夢瑤眼眸微垂,思索片刻後緩緩開口:“祖母,我覺得表哥怕是要與我們葉府分家了。”在她再三斟酌下,最終只說出這個真假參半的理由。前世葉家被蘇青河迫害而亡,今世種種尚未發生,一切還有轉圜的餘地,她不能貿然說出自己的擔心,惹得祖母憂慮,她年事已高,晚上本就睡眠淺,再讓祖母知道蘇青河的真實目的,真怕她一時身子扛不住,但又不能不防,所以思來想去,還是這個理由最合適。

既道明蘇青河的私心,又顯得事情沒有那麽嚴重,只是一時被利益熏心,家族內部矛盾罷了。

人心易變,更何況利字當頭,再正直的人,誰又能保證他一直不被金錢所惑,祖母沈浮商海幾十年早就看透人性,也許這樣的說法她更能接受。

果然,葉老夫人聞言,沒有詫異失態,反而目光溫和透著幾分銳利,看向夢瑤,緩緩道:“分家?此言何出?你表哥向來行事穩重,為人謙和,怎會突然有此念頭?”語氣帶著三分疑問七分知曉的態度。

“蘇表哥這些年一直跟隨大叔和二叔打理家族生意,現經他的手的業務已經占了大半,各處店面夥計和掌櫃稀數都換成了他的人,以前各處掌櫃還需要見大叔,二叔印信方才允許業務往來,庫房出入,現在只需要蘇表哥的一句話,生意就能做,庫房的存貨就能隨意進出。祖母,您還記得早些年大叔、二叔和表哥關系還挺好,他們出門,表哥總是隨侍在側,一起歡聲笑語,直致這兩年三人幾乎見面不語,私下更是毫無往來,我打聽之下才知道,表哥野心勃勃生意學到手後,就慢慢布局擠占原本大叔和二叔生意市場,搶客源,直致生意難做最後盤下店面。此等手段,此等手段,實在令人不恥。”

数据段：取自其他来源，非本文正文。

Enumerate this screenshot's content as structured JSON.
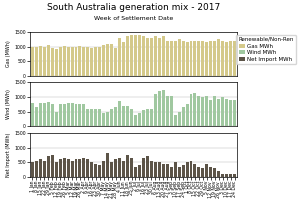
{
  "chart_data": [
    {
      "type": "bar",
      "title": "South Australia generation mix - 2017",
      "subtitle": "Week of Settlement Date",
      "legend_title": "Renewable/Non-Ren",
      "legend": "upper right",
      "y_label": "Gas (MWh)",
      "categories": [
        "1 Jan",
        "8 Jan",
        "15 Jan",
        "22 Jan",
        "29 Jan",
        "5 Feb",
        "12 Feb",
        "19 Feb",
        "26 Feb",
        "5 Mar",
        "12 Mar",
        "19 Mar",
        "26 Mar",
        "2 Apr",
        "9 Apr",
        "16 Apr",
        "23 Apr",
        "30 Apr",
        "7 May",
        "14 May",
        "21 May",
        "28 May",
        "4 Jun",
        "11 Jun",
        "18 Jun",
        "25 Jun",
        "2 Jul",
        "9 Jul",
        "16 Jul",
        "23 Jul",
        "30 Jul",
        "6 Aug",
        "13 Aug",
        "20 Aug",
        "27 Aug",
        "3 Sep",
        "10 Sep",
        "17 Sep",
        "24 Sep",
        "1 Oct",
        "8 Oct",
        "15 Oct",
        "22 Oct",
        "29 Oct",
        "5 Nov",
        "12 Nov",
        "19 Nov",
        "26 Nov",
        "3 Dec",
        "10 Dec",
        "17 Dec",
        "24 Dec"
      ],
      "series": [
        {
          "name": "Gas MWh",
          "color": "#d4c98a",
          "values": [
            1000,
            990,
            1010,
            1000,
            1050,
            960,
            920,
            1000,
            1010,
            1000,
            980,
            1000,
            1010,
            1000,
            980,
            960,
            1000,
            980,
            1050,
            1100,
            1100,
            950,
            1300,
            1150,
            1350,
            1400,
            1400,
            1380,
            1350,
            1300,
            1280,
            1350,
            1300,
            1350,
            1200,
            1200,
            1200,
            1250,
            1200,
            1150,
            1200,
            1180,
            1200,
            1200,
            1170,
            1200,
            1200,
            1250,
            1200,
            1150,
            1200,
            1200
          ]
        }
      ],
      "ylim": [
        0,
        1500
      ],
      "yticks": [
        0,
        500,
        1000,
        1500
      ],
      "grid": true,
      "tick_labels": "y"
    },
    {
      "type": "bar",
      "y_label": "Wind (MWh)",
      "categories": [
        "1 Jan",
        "8 Jan",
        "15 Jan",
        "22 Jan",
        "29 Jan",
        "5 Feb",
        "12 Feb",
        "19 Feb",
        "26 Feb",
        "5 Mar",
        "12 Mar",
        "19 Mar",
        "26 Mar",
        "2 Apr",
        "9 Apr",
        "16 Apr",
        "23 Apr",
        "30 Apr",
        "7 May",
        "14 May",
        "21 May",
        "28 May",
        "4 Jun",
        "11 Jun",
        "18 Jun",
        "25 Jun",
        "2 Jul",
        "9 Jul",
        "16 Jul",
        "23 Jul",
        "30 Jul",
        "6 Aug",
        "13 Aug",
        "20 Aug",
        "27 Aug",
        "3 Sep",
        "10 Sep",
        "17 Sep",
        "24 Sep",
        "1 Oct",
        "8 Oct",
        "15 Oct",
        "22 Oct",
        "29 Oct",
        "5 Nov",
        "12 Nov",
        "19 Nov",
        "26 Nov",
        "3 Dec",
        "10 Dec",
        "17 Dec",
        "24 Dec"
      ],
      "series": [
        {
          "name": "Wind MWh",
          "color": "#a0c8a0",
          "values": [
            800,
            650,
            800,
            800,
            820,
            750,
            500,
            750,
            750,
            780,
            780,
            750,
            750,
            750,
            600,
            600,
            600,
            600,
            450,
            500,
            600,
            650,
            850,
            700,
            700,
            600,
            400,
            450,
            550,
            600,
            600,
            1100,
            1200,
            1250,
            1050,
            1050,
            400,
            500,
            650,
            750,
            1100,
            1150,
            1050,
            1000,
            1050,
            900,
            1050,
            950,
            1000,
            950,
            900,
            900
          ]
        }
      ],
      "ylim": [
        0,
        1500
      ],
      "yticks": [
        0,
        500,
        1000,
        1500
      ],
      "grid": true,
      "tick_labels": "y"
    },
    {
      "type": "bar",
      "y_label": "Net Import (MWh)",
      "categories": [
        "1 Jan",
        "8 Jan",
        "15 Jan",
        "22 Jan",
        "29 Jan",
        "5 Feb",
        "12 Feb",
        "19 Feb",
        "26 Feb",
        "5 Mar",
        "12 Mar",
        "19 Mar",
        "26 Mar",
        "2 Apr",
        "9 Apr",
        "16 Apr",
        "23 Apr",
        "30 Apr",
        "7 May",
        "14 May",
        "21 May",
        "28 May",
        "4 Jun",
        "11 Jun",
        "18 Jun",
        "25 Jun",
        "2 Jul",
        "9 Jul",
        "16 Jul",
        "23 Jul",
        "30 Jul",
        "6 Aug",
        "13 Aug",
        "20 Aug",
        "27 Aug",
        "3 Sep",
        "10 Sep",
        "17 Sep",
        "24 Sep",
        "1 Oct",
        "8 Oct",
        "15 Oct",
        "22 Oct",
        "29 Oct",
        "5 Nov",
        "12 Nov",
        "19 Nov",
        "26 Nov",
        "3 Dec",
        "10 Dec",
        "17 Dec",
        "24 Dec"
      ],
      "series": [
        {
          "name": "Net Import MWh",
          "color": "#5c5448",
          "values": [
            500,
            550,
            600,
            550,
            700,
            750,
            500,
            600,
            650,
            600,
            550,
            600,
            600,
            650,
            600,
            500,
            450,
            400,
            550,
            800,
            500,
            600,
            650,
            550,
            750,
            650,
            350,
            400,
            650,
            700,
            550,
            500,
            500,
            450,
            450,
            350,
            500,
            350,
            400,
            500,
            550,
            450,
            350,
            300,
            450,
            350,
            300,
            200,
            100,
            100,
            100,
            100
          ]
        }
      ],
      "ylim": [
        0,
        1500
      ],
      "yticks": [
        0,
        500,
        1000,
        1500
      ],
      "grid": true
    }
  ]
}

“大叔和二叔這些年對他傾囊相授,毫無保留,卻不想養虎為患,反被其噬。現在葉家生意表面上看似繁榮,實則暗流湧動。”

葉老夫人嘆了口氣:“你說的這些我都知道,生意場上本就詭譎雲湧,爾虞我詐,雖說他手段不太上的了臺面,但是能做成也是他的本事,畢竟我當時是打算讓你們日後成婚,婚後生意就像全部交由你們打理的。所以他做的這些事,我就睜一只眼閉一只眼,權當他的歷練。”

“誰能想到,你與他是有緣無分……”葉老夫人眼裏有些淡淡失落。“難道只是因為你與他不能成婚,青河就覺得我不會把生意交給他,他想自立門戶。我老了,你大叔二叔也老了,葉家的生意總要交給你們年輕人的,你和青河都是葉家的人,誰來接手這個生意都是好的。”

“可如果蘇青河並不是葉家的人呢?”

此言一出,葉老夫人心頭一驚,“什麽意思,他如何不是葉家的人。”

“想請問祖母,表哥來葉府時,是不是只有一枚玉佩作為認親的信物,除此之外再無其他。”

葉老夫人仔細回想了一下,娓娓道來:“那年他來到葉府時是十六歲,管家領他見我時,衣著單薄,寒冬臘月凍得不成樣子,只有那枚葉家祖傳的玉佩被他放在懷中捂得熱熱的,管家拿來給我時,都還是溫熱溫熱的。”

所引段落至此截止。